Auftritt
Maxim Gorki Theater Berlin: Emotionale Felsbrocken
„Blood Moon Blues“ von Yael Ronen und Orit Nahmias (UA) – Regie Yael Ronen, Bühne Wolfgang Menardi, Kostüme Amit Epstein, Musik Yaniv Fridel, Ofer Shabi, Video Stefano di Buduo
von Theresa Schütz
Assoziationen: Theaterkritiken Berlin Yael Ronen Maxim Gorki Theater
Yael Ronens Theaterarbeiten sind dafür bekannt, politische Konflikte oder größere, gesellschaftspolitische Fragen im Mikrokosmos individueller Biografien und Beziehungskonstellationen aufzusuchen und darüber verhandelbar zu machen.
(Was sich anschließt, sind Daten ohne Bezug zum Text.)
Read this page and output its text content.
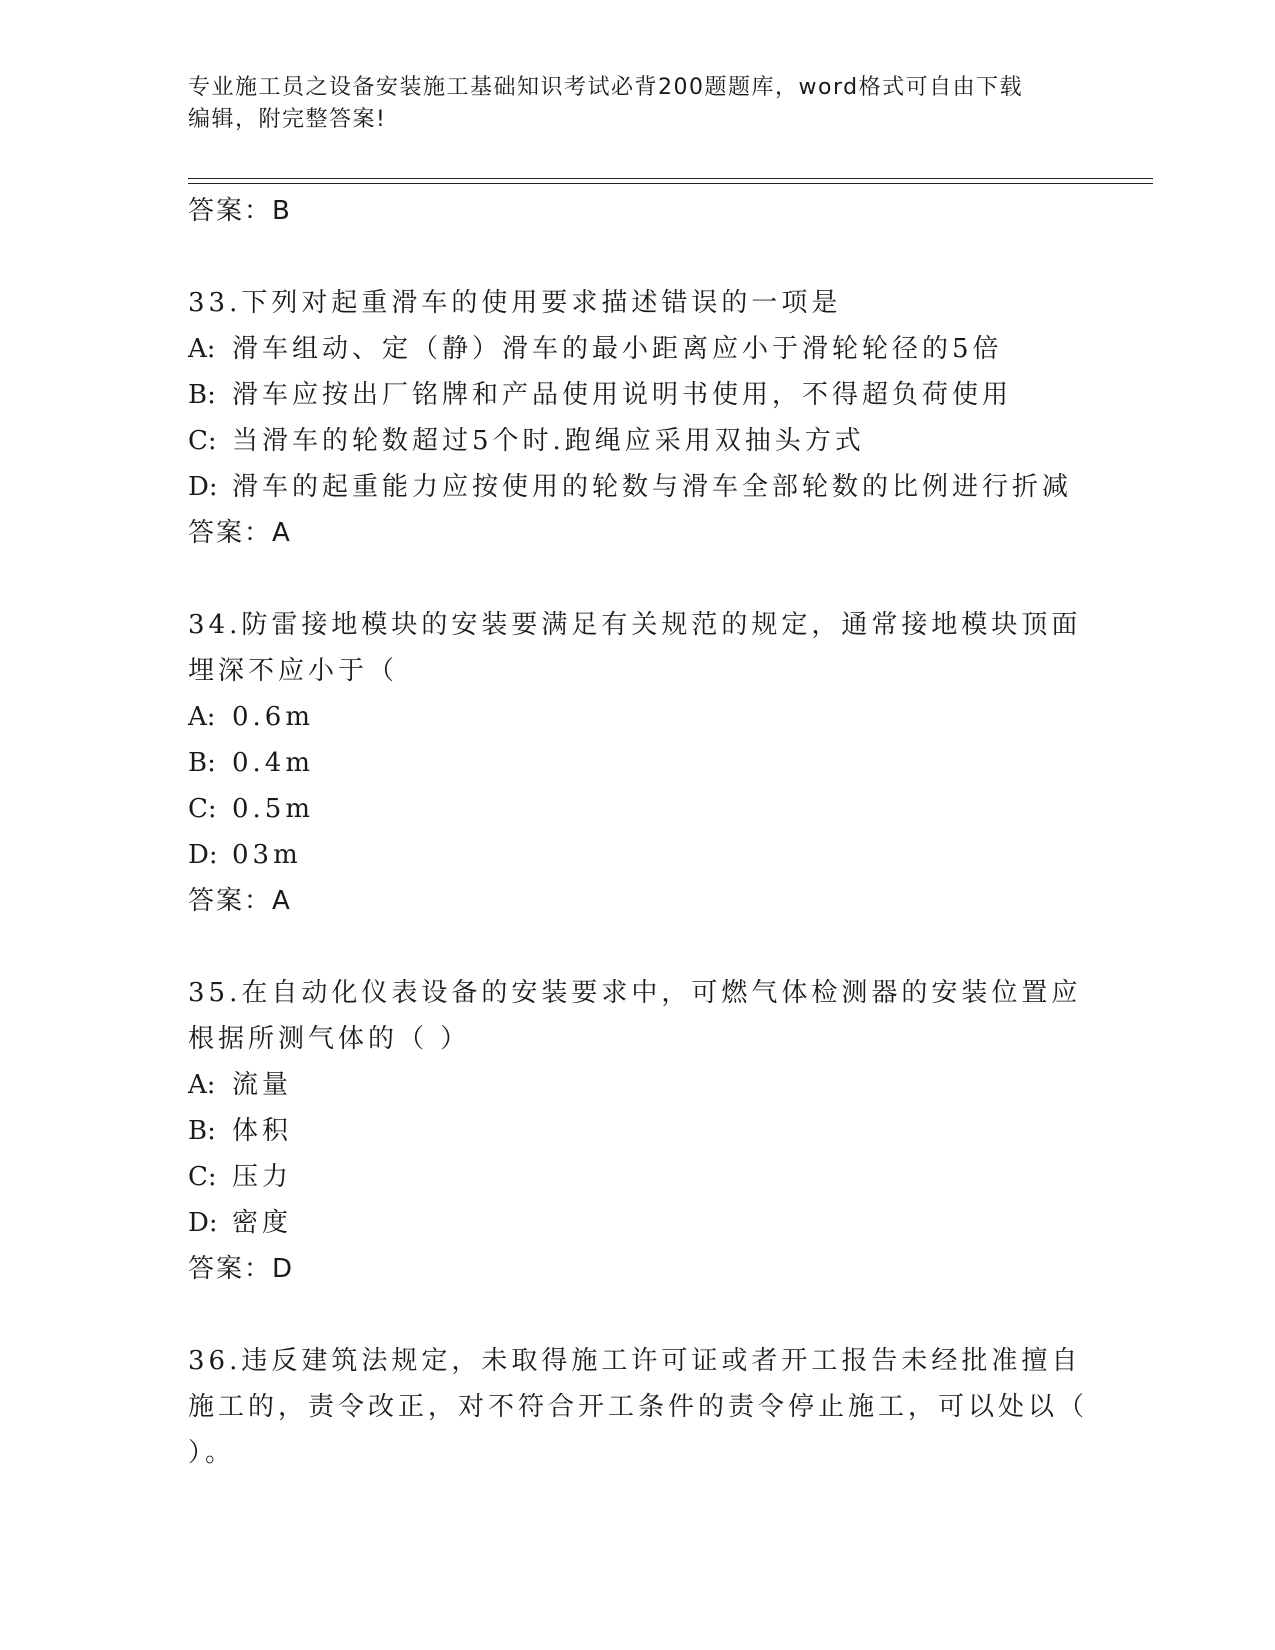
专业施工员之设备安装施工基础知识考试必背200题题库，word格式可自由下载
编辑，附完整答案!
答案：B
33.下列对起重滑车的使用要求描述错误的一项是
A: 滑车组动、定（静）滑车的最小距离应小于滑轮轮径的5倍
B: 滑车应按出厂铭牌和产品使用说明书使用，不得超负荷使用
C: 当滑车的轮数超过5个时.跑绳应采用双抽头方式
D: 滑车的起重能力应按使用的轮数与滑车全部轮数的比例进行折减
答案：A
34.防雷接地模块的安装要满足有关规范的规定，通常接地模块顶面埋深不应小于（
A: 0.6m
B: 0.4m
C: 0.5m
D: 03m
答案：A
35.在自动化仪表设备的安装要求中，可燃气体检测器的安装位置应根据所测气体的（ ）
A: 流量
B: 体积
C: 压力
D: 密度
答案：D
36.违反建筑法规定，未取得施工许可证或者开工报告未经批准擅自施工的，责令改正，对不符合开工条件的责令停止施工，可以处以（ ）。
Für ihre neue Produktion „Blood Moon Blues“ am Berliner Maxim Gorki Theater hat sie die Stückfassung gemeinsam mit Schauspielerin Orit Nahmias verfasst, zu der bereits eine langjährig gewachsene Arbeitsverbindung besteht. Dabei haben sie sich einen ordentlichen Brocken vorgenommen: das komplexe Thema psychischer Symptomatiken und wie diese Liebes- und Familienbeziehungen prägen und belasten können.
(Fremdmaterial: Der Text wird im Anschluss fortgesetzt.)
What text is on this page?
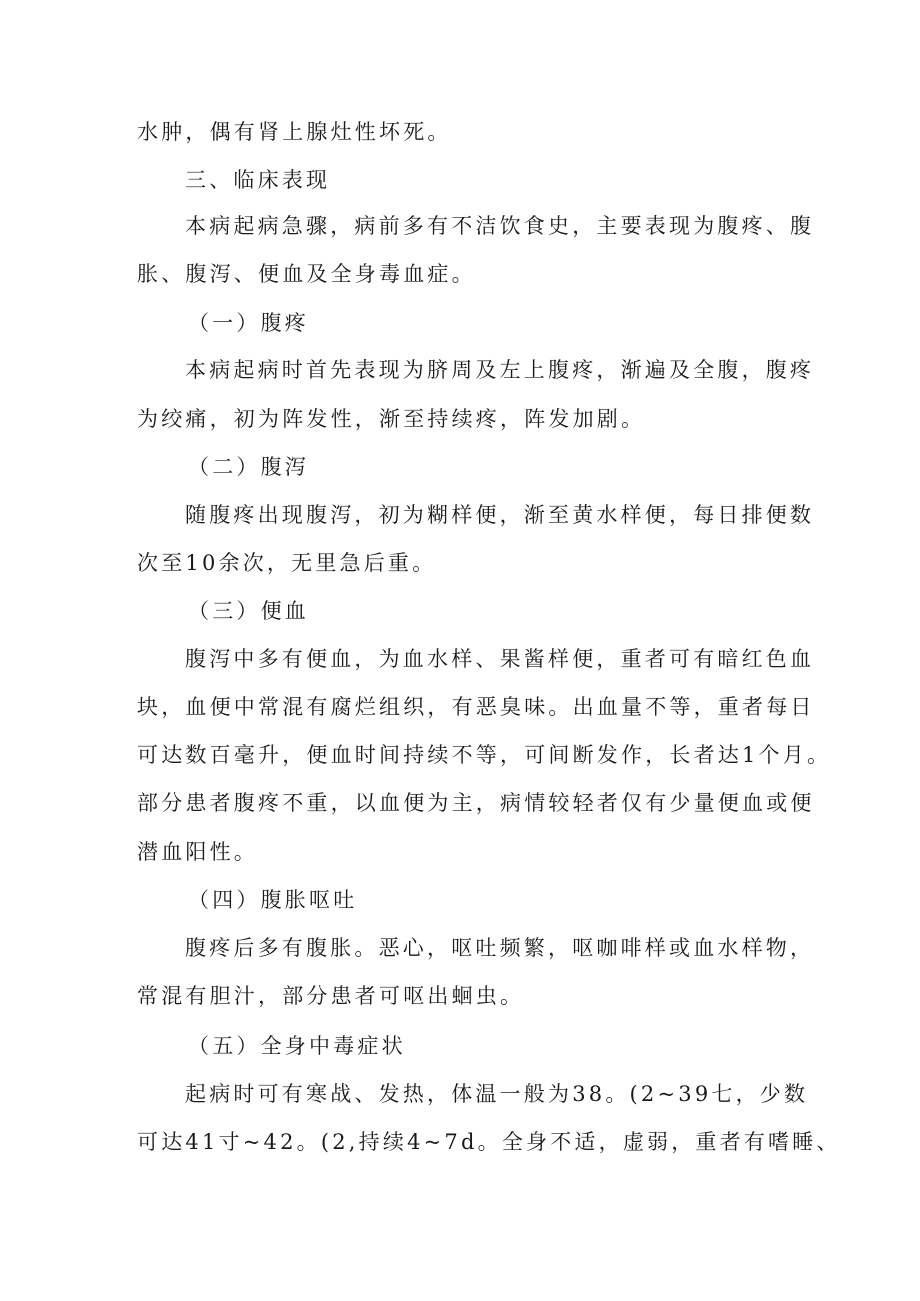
水肿，偶有肾上腺灶性坏死。

三、临床表现

本病起病急骤，病前多有不洁饮食史，主要表现为腹疼、腹

胀、腹泻、便血及全身毒血症。

（一）腹疼

本病起病时首先表现为脐周及左上腹疼，渐遍及全腹，腹疼

为绞痛，初为阵发性，渐至持续疼，阵发加剧。

（二）腹泻

随腹疼出现腹泻，初为糊样便，渐至黄水样便，每日排便数

次至10余次，无里急后重。

（三）便血

腹泻中多有便血，为血水样、果酱样便，重者可有暗红色血

块，血便中常混有腐烂组织，有恶臭味。出血量不等，重者每日

可达数百毫升，便血时间持续不等，可间断发作，长者达1个月。

部分患者腹疼不重，以血便为主，病情较轻者仅有少量便血或便

潜血阳性。

（四）腹胀呕吐

腹疼后多有腹胀。恶心，呕吐频繁，呕咖啡样或血水样物，

常混有胆汁，部分患者可呕出蛔虫。

（五）全身中毒症状

起病时可有寒战、发热，体温一般为38。(2~39七，少数

可达41寸~42。(2,持续4~7d。全身不适，虚弱，重者有嗜睡、
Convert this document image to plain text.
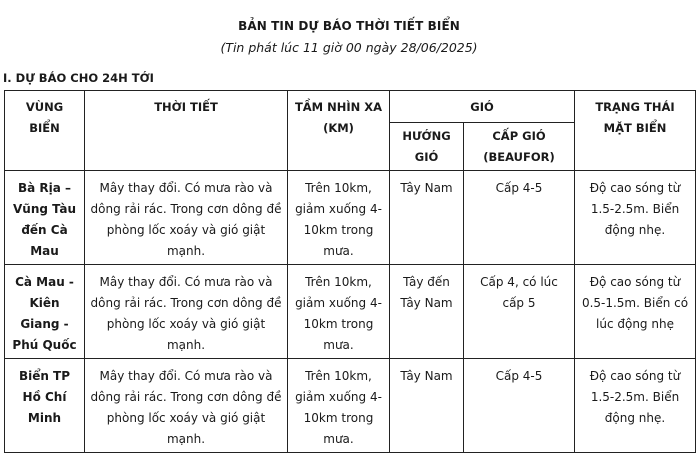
BẢN TIN DỰ BÁO THỜI TIẾT BIỂN
(Tin phát lúc 11 giờ 00 ngày 28/06/2025)
I. DỰ BÁO CHO 24H TỚI
VÙNG BIỂN	THỜI TIẾT	TẦM NHÌN XA (KM)	GIÓ		TRẠNG THÁI MẶT BIỂN
			HƯỚNG GIÓ	CẤP GIÓ (BEAUFOR)	
Bà Rịa – Vũng Tàu đến Cà Mau	Mây thay đổi. Có mưa rào và dông rải rác. Trong cơn dông đề phòng lốc xoáy và gió giật mạnh.	Trên 10km, giảm xuống 4-10km trong mưa.	Tây Nam	Cấp 4-5	Độ cao sóng từ 1.5-2.5m. Biển động nhẹ.
Cà Mau - Kiên Giang - Phú Quốc	Mây thay đổi. Có mưa rào và dông rải rác. Trong cơn dông đề phòng lốc xoáy và gió giật mạnh.	Trên 10km, giảm xuống 4-10km trong mưa.	Tây đến Tây Nam	Cấp 4, có lúc cấp 5	Độ cao sóng từ 0.5-1.5m. Biển có lúc động nhẹ
Biển TP Hồ Chí Minh	Mây thay đổi. Có mưa rào và dông rải rác. Trong cơn dông đề phòng lốc xoáy và gió giật mạnh.	Trên 10km, giảm xuống 4-10km trong mưa.	Tây Nam	Cấp 4-5	Độ cao sóng từ 1.5-2.5m. Biển động nhẹ.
Die zu Beginn durch ein gelb beleuchtetes Passepartout gerahmte Bühnenwelt stellt thematisch passend eine ungemütliche Felslandschaft dar. Links und recht türmen sich gelbe Brocken auf, zum Teil surrealistisch anmutende Videoprojektionen im Hintergrund komplettieren die abstrakte Umgebung. Aus dem ersten Dialog erfahren wir, dass der Bühnenraum als eine Gebirgsregion in Israel bespielt wird, in die sich die bipolare Hauptfigur Elinor (Orit Nahmias) für einen Schreib-Aschram zurückgezogen hat.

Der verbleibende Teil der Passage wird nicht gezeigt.